Junto al mencionado Chonino hay fotos de otros animalitos de la policía con carteles que nos cuentan su historia: “Cráneo perteneciente al can Lucho”. Hay un merecido homenaje a Juan Vucetich y su ejemplar sistema dactiloscópico y, muy cerca, un símil de salón de juegos clandestinos: una pelea de gallos con gallos embalsamados, “elementos para el ocultamiento de Quiniela”, una ruleta cargada. Es extraño y acaso ineficaz el sentido educativo de ver los mismos objetos considerados criminales en un museo que combate el crimen. En el salón Toxicomanía, por ejemplo, amén de los gráficos explicativos (“¿Qué es una droga?”), se ven pipas para fumar opio, frascos con morfina, agujas, bolsas de cocaína, un recipiente con cigarrillos de marihuana.

Fotos de escenas del crimen y cuerpos violentados, empapelan la sala Criminalística. Está, por ejemplo, el relato del asesinato de Alcira Methyger –tristemente célebre en los años ’50–, las fotos del cuerpo descuartizado, y hasta el cuchillo que se utilizó para “ultimarla”.

En una de las últimas salas hay una vitrina con grilletes de dedos, un símil de cabeza humana donde se tatuó la letra V en la frente –de voleur, ladrón en francés– y otra cabeza desollada como ejemplos de distintos métodos de torturas a detenidos del mundo. Junto a ellos descansa una bombilla hecha por un preso.

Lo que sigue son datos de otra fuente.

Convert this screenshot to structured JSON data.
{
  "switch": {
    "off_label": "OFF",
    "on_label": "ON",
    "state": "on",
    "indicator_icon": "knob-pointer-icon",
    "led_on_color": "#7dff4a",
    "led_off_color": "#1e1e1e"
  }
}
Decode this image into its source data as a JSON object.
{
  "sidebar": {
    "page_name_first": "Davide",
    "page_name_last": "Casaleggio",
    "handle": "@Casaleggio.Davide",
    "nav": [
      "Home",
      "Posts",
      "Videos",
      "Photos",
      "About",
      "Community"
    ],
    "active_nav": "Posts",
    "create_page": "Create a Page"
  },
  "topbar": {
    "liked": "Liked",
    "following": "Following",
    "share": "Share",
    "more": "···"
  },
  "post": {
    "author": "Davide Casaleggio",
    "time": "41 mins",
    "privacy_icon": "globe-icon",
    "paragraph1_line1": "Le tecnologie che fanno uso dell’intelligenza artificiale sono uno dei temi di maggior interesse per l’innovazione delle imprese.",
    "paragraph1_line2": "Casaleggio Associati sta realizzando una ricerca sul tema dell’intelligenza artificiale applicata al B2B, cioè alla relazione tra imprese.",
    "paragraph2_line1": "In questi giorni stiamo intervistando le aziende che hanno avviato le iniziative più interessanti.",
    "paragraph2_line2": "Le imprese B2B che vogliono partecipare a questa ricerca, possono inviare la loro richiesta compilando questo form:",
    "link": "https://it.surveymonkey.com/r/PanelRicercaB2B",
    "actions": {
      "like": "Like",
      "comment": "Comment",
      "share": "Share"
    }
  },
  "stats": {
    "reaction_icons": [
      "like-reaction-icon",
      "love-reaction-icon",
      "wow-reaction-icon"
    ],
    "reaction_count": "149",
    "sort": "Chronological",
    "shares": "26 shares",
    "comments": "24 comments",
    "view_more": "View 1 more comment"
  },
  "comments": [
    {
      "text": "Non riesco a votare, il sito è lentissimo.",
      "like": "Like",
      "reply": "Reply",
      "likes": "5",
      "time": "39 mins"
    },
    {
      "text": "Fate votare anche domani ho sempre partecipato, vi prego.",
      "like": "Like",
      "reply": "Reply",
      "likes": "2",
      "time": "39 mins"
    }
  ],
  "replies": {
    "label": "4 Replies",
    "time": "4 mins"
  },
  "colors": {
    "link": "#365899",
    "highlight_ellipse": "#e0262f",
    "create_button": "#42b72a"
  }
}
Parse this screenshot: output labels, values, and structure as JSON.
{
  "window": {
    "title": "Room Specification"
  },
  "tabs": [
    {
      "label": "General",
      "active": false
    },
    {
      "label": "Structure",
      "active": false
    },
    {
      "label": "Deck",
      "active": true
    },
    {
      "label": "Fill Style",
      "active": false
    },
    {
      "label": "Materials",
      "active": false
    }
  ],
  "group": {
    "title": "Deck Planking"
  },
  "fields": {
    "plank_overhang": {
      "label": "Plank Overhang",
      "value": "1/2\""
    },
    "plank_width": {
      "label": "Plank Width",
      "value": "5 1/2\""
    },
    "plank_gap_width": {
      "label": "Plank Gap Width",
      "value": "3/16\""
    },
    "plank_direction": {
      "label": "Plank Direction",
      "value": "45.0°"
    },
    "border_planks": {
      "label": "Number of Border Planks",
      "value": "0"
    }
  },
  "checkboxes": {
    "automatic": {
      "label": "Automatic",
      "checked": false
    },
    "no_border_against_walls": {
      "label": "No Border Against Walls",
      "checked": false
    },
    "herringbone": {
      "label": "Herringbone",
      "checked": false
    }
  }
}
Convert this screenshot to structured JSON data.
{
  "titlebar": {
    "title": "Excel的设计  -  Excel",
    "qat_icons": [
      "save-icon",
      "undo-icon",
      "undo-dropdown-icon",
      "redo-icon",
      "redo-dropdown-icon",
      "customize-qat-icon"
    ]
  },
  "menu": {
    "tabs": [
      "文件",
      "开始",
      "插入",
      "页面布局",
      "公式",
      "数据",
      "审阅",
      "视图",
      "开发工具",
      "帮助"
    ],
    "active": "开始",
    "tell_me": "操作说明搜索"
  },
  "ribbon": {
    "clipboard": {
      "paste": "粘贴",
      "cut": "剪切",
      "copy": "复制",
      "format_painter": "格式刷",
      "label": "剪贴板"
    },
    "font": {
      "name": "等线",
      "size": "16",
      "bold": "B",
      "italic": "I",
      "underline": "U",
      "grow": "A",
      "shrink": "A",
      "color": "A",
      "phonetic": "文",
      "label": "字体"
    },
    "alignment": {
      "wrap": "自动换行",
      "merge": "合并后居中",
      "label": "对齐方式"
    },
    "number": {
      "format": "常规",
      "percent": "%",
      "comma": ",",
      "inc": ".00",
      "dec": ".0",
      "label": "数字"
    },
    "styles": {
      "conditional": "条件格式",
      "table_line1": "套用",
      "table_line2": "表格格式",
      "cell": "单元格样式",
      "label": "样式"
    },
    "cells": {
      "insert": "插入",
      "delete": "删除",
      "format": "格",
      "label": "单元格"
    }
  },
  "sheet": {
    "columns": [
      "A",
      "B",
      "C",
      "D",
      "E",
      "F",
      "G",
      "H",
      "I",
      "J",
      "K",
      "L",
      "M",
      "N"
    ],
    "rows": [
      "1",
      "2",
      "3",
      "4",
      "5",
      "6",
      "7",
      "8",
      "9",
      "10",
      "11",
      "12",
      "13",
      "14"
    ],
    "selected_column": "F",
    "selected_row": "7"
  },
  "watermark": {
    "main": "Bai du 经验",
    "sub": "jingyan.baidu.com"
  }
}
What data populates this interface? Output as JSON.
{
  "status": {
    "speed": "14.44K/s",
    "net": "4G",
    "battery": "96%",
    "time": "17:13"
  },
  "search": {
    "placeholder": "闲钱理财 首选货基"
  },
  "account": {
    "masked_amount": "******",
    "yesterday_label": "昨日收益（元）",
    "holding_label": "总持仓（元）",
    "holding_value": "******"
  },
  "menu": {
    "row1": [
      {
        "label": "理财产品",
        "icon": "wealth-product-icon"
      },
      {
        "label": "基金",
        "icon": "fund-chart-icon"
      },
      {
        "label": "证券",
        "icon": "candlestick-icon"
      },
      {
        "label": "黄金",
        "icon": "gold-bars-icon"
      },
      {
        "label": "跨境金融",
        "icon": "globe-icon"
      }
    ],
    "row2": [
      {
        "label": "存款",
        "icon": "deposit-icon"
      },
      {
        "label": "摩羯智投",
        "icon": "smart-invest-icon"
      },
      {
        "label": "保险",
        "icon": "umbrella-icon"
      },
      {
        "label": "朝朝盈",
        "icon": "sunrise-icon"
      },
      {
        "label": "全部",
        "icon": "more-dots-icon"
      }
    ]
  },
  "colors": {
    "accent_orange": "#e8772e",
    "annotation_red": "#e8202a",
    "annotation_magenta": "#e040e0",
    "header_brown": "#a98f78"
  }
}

Pero sin duda los dos objetos más sonados del museo son el frente de vidrio del cajón donde estaba el general Juan D. Perón y fue profanado, y el cajón de madera rústica donde estuvo el cadáver de Aramburu. Junto al cajón de Aramburu está el relato del “juicio”, últimas palabras y muerte del presidente de facto, extraído de la revista Gente, que lo pinta como un prohombre más –de los que abundan en el Museo– caído en cumplimiento del deber.

San Martín 353, piso 7º y 8º, martes a viernes de 13 a 19.